8. Naar het oordeel van de rechtbank is verweerders stelling dat er niet meer documenten zijn die openbaar gemaakt zouden moeten worden voldoende geloofwaardig. Op grond van hetgeen eisers hebben aangevoerd is niet aannemelijk geworden dat bij verweerder meer documenten berusten. Ook als ervan zou worden gegaan dat het zeer waarschijnlijk is dat er contact is geweest met het KNB-bestuur, het ministerie en andere stakeholders over het heffingsbedrag per akte, betekent dit niet dat er ook (nog) documenten bij verweerder moeten berusten die daarop zien.
Conclusies
9. Gelet op de overwegingen in de tussenuitspraak is het beroep voor zover gericht tegen bestreden besluit 1 gegrond. Omdat het in de tussenuitspraak geconstateerde gebrek is hersteld in bestreden besluit 2, eisers zich hebben kunnen uitlaten over bestreden besluit 2 en dat besluit de rechterlijke toets kan doorstaan, verklaart de rechtbank het beroep voor zover gericht tegen bestreden besluit 2 ongegrond.
10. Omdat de rechtbank het beroep gedeeltelijk gegrond verklaart, moet verweerder aan eisers het door hen betaalde griffierecht vergoeden. Om dezelfde reden krijgen eisers een vergoeding voor de proceskosten die zij hebben gemaakt. Verweerder moet die vergoeding betalen.

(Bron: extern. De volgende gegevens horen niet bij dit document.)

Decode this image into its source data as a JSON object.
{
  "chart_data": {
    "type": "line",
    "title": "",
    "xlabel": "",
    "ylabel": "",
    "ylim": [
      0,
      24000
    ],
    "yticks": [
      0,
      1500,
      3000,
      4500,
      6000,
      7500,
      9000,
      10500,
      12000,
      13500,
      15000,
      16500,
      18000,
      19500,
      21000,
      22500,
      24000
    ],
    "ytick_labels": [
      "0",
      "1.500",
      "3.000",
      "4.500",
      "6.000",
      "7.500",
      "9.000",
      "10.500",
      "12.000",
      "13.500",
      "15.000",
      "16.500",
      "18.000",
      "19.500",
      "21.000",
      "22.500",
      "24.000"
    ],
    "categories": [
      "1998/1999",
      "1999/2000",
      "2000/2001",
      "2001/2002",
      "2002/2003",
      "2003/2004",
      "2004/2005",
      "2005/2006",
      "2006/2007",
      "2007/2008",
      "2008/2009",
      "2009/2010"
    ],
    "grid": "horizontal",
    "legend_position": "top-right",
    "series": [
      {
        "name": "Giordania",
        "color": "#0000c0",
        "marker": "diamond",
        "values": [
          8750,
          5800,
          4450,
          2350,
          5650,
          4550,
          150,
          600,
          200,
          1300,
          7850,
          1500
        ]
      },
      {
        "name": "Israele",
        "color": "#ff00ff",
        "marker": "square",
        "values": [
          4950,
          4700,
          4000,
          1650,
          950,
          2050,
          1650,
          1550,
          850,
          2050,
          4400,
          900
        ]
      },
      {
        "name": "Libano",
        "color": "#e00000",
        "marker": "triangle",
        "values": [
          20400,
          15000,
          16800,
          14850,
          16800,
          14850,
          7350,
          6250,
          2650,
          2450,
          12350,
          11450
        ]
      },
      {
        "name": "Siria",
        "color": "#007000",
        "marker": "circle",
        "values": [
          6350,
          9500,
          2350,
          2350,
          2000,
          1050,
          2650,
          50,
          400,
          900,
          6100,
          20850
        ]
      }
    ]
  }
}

De rechtbank kent het door eisers gevraagde bedrag van € 12,- aan reiskosten voor het bijwonen van de zitting toe.

Beslissing

De rechtbank:
- verklaart het beroep voor zover gericht tegen bestreden besluit 1 gegrond;
- verklaart het beroep voor zover gericht tegen bestreden besluit 2 ongegrond;
- draagt verweerder op het betaalde griffierecht van € 184,- aan eisers te vergoeden;
- veroordeelt verweerder in de proceskosten van eisers tot een bedrag van € 12,-.
Deze uitspraak is gedaan door mr. G.P. Kleijn, rechter, in aanwezigheid van mr. M. de Graaf, griffier. De beslissing is uitgesproken in het openbaar op 12 juli 2023.
griffier
rechter
Een afschrift van deze uitspraak is verzonden aan partijen op:

Bent u het niet eens met deze uitspraak?

Als u het niet eens bent met deze uitspraak en de tussenuitspraak/tussenuitspraken, kunt u een brief sturen naar de Afdeling bestuursrechtspraak van de Raad van State waarin u uitlegt waarom u het er niet mee eens bent. Dit heet een beroepschrift. U moet dit beroepschrift indienen binnen 6 weken na de dag waarop deze uitspraak is verzonden. U ziet deze datum hierboven.

Voetnoten

1.Afdeling bestuursrechtspraak van de Raad van State (ABRvS) van 24 augustus 2011 (ECLI:NL:RVS:2011:BR5704) en 15 augustus 2012 (ECLI:NL:RVS:2012:BX4694).